Washington - Es war ein knappes Rennen, eine dramatische Nacht. Präsident Barack Obama und Herausforderer Mitt Romney mussten lange bangen. Obama feierte schließlich einen Sieg im hart umkämpften Swing State Ohio. Um 5.15 Uhr erklärten die TV-Sender NBC, CBS, CNN und Fox den Demokraten zum Sieger des Staates - damit hat Obama so viele Wahlmänner auf sich vereint, dass Mitt Romney ihn nicht mehr einholen kann (alle Infos hier im Liveticker).

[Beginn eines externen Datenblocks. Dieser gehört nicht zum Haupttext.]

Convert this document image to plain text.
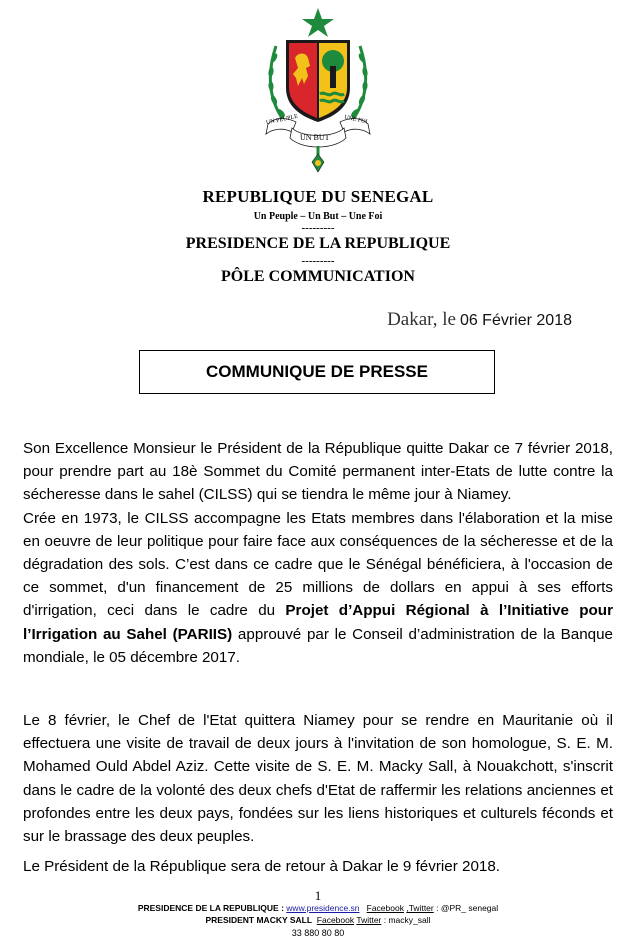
UN PEUPLE	UNE FOI
UN BUT
REPUBLIQUE DU SENEGAL
Un Peuple – Un But – Une Foi
---------
PRESIDENCE DE LA REPUBLIQUE
---------
PÔLE COMMUNICATION
Dakar, le 06 Février 2018
COMMUNIQUE DE PRESSE

Son Excellence Monsieur le Président de la République quitte Dakar ce 7 février 2018, pour prendre part au 18è Sommet du Comité permanent inter-Etats de lutte contre la sécheresse dans le sahel (CILSS) qui se tiendra le même jour à Niamey.

Crée en 1973, le CILSS accompagne les Etats membres dans l'élaboration et la mise en oeuvre de leur politique pour faire face aux conséquences de la sécheresse et de la dégradation des sols. C’est dans ce cadre que le Sénégal bénéficiera, à l'occasion de ce sommet, d'un financement de 25 millions de dollars en appui à ses efforts d'irrigation, ceci dans le cadre du Projet d’Appui Régional à l’Initiative pour l’Irrigation au Sahel (PARIIS) approuvé par le Conseil d’administration de la Banque mondiale, le 05 décembre 2017.

Le 8 février, le Chef de l'Etat quittera Niamey pour se rendre en Mauritanie où il effectuera une visite de travail de deux jours à l'invitation de son homologue, S. E. M. Mohamed Ould Abdel Aziz. Cette visite de S. E. M. Macky Sall, à Nouakchott, s'inscrit dans le cadre de la volonté des deux chefs d'Etat de raffermir les relations anciennes et profondes entre les deux pays, fondées sur les liens historiques et culturels féconds et sur le brassage des deux peuples.

Le Président de la République sera de retour à Dakar le 9 février 2018.

1
PRESIDENCE DE LA REPUBLIQUE : www.presidence.sn Facebook ,Twitter : @PR_ senegal
PRESIDENT MACKY SALL Facebook Twitter : macky_sall
33 880 80 80
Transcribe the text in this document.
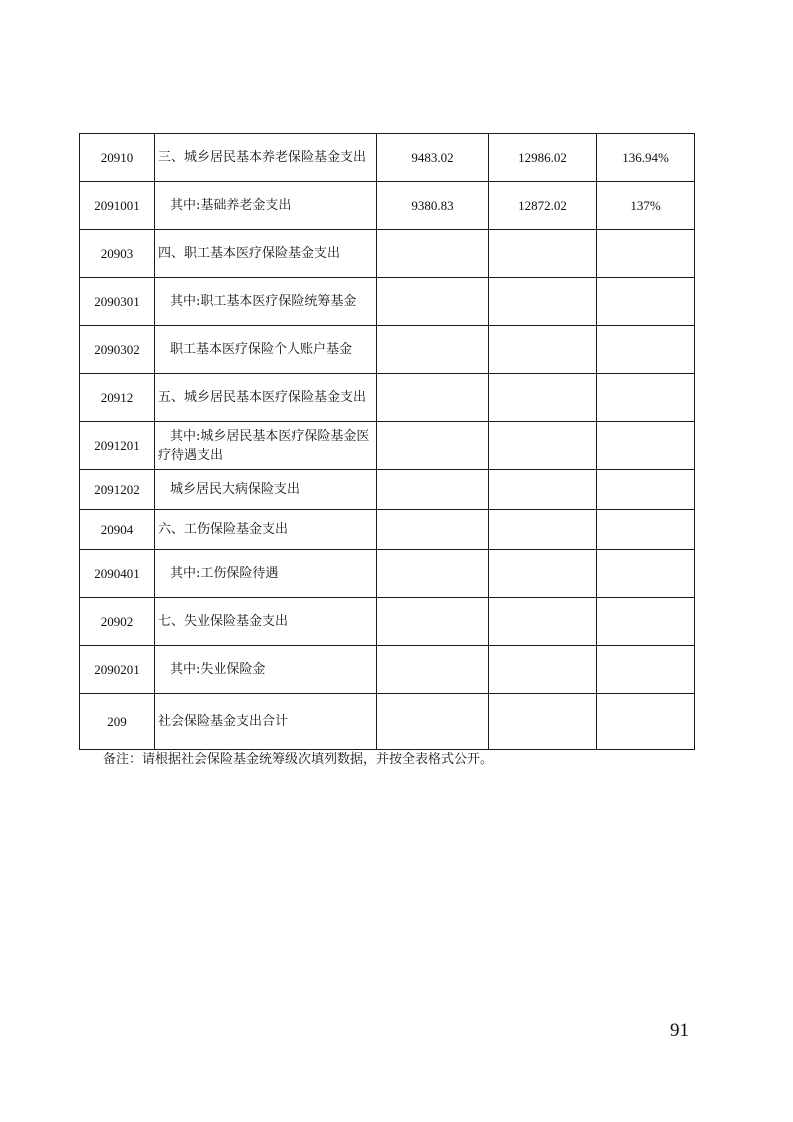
20910	三、城乡居民基本养老保险基金支出	9483.02	12986.02	136.94%
2091001	其中:基础养老金支出	9380.83	12872.02	137%
20903	四、职工基本医疗保险基金支出			
2090301	其中:职工基本医疗保险统筹基金			
2090302	职工基本医疗保险个人账户基金			
20912	五、城乡居民基本医疗保险基金支出			
2091201	其中:城乡居民基本医疗保险基金医疗待遇支出			
2091202	城乡居民大病保险支出			
20904	六、工伤保险基金支出			
2090401	其中:工伤保险待遇			
20902	七、失业保险基金支出			
2090201	其中:失业保险金			
209	社会保险基金支出合计			
备注：请根据社会保险基金统筹级次填列数据，并按全表格式公开。
91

Die Anhänger des Präsidenten hatten bis zuletzt auf die 29 Stimmen aus dem Bundesstaat Florida spekuliert. Dort verzögert sich die Auszählung immer noch, doch Obama kommt auch so bereits jetzt auf 290 Wahlmännerstimmen. Romney hat 201. Die Grenze für einen Sieg bei der Wahl um das Präsidentenamt lag bei 270 Stimmen.
Romney erkennt die Wahlniederlage nach einem US-Fernsehbericht aber vorerst nicht an. Er habe den Staat Ohio noch nicht verloren gegeben, meldete der Sender NBC. Man werde die Ergebnisse zunächst gründlich überprüfen, meldet die TV-Station CNN unter Berufung auf das Romney-Lager.
Praktisch zeitgleich mit den ersten Meldungen der US-Sender schickte Obama über seinen Twitter-Account die Nachricht "Vier weitere Jahre" - und dankte seinen Anhängern. Ein beigefügtes Foto zeigt Obama in einer innigen Umarmung mit seiner Frau Michelle. In der ersten halben Stunde nach dem Tweet wurde die Botschaft etwa 260.000 Mal "retweeted", also weitergeschickt. Das bedeutet einen neuen Rekord.
Nachdem die Fernsehsender den Sieg des Präsidenten ausgerufen hatten, brandeten Applaus und Jubelgeschrei am Times Square in New York auf. Im Herzen Manhattans hatten sich Hunderte Menschen versammelt, um den Ausgang der Wahl zu verfolgen, mehrheitlich Anhänger von Obama.
Bilder von der Wahlparty des Präsidentenlagers in Chicago zeigen ein Meer aus US-Flaggen, Bannern und Plakaten. Auch vor dem Weißen Haus in Washington versammelten sich Anhänger der demokratischen Partei zu einer spontanen Siegesfeier.
Nach der Zitterpartie kam der Wahlsieg in der Nacht zum Mittwoch letztlich schneller als erwartet. Experten hatten angesichts der Umfragen mit extrem knappen Ergebnissen und Verzögerungen durch Nachzählungen gerechnet.
Obama und Romney holten jeweils die Stimmen in den Hochburgen ihrer Parteien. Umso wichtiger wurden damit die Swing States, die in der Vergangenheit mal für den Bewerber der Republikaner, mal für den der Demokraten gestimmt hatten.
Gegen 23 Uhr (Ortszeit, 5 Uhr MEZ) ging es nach der langen Zitterpartei plötzlich ganz schnell. Zunächst konnte Romney dem Präsidenten den Schlüsselstaat North Carolina abnehmen. Anschließend holte Obama aber gleich eine ganze Reihe Swing States. Zunächst erklärten die Fernsehsender den Präsidenten in Iowa und dann in Ohio zum Sieger. Auch die Demokraten-Hochburgen an der Westküste, darunter das bevölkerungsreiche Kalifornien, stimmten erwartungsgemäß für Obama.
Auch in anderen Swing States hatte der Präsident klar die Nase vorn: In Nevada, Colorado, Indiana, Wisconsin und New Hampshire konnte Obama die Wähler von sich überzeugen. Virginia und Florida sind noch offen, auch hier geht die Tendenz bisher jedoch in Richtung des amtierenden Machthabers.
Insgesamt erwartet Westerwelle in der Außenpolitik jedoch keine großen Veränderungen. "In der Außenpolitik ist mit keinen Brüchen zu rechnen. Wir haben bisher mit den USA sehr gut zusammengearbeitet. Das wird auch weiter so sein." Westerwelle hält sich zu Gesprächen bei den Vereinten Nationen in New York auf.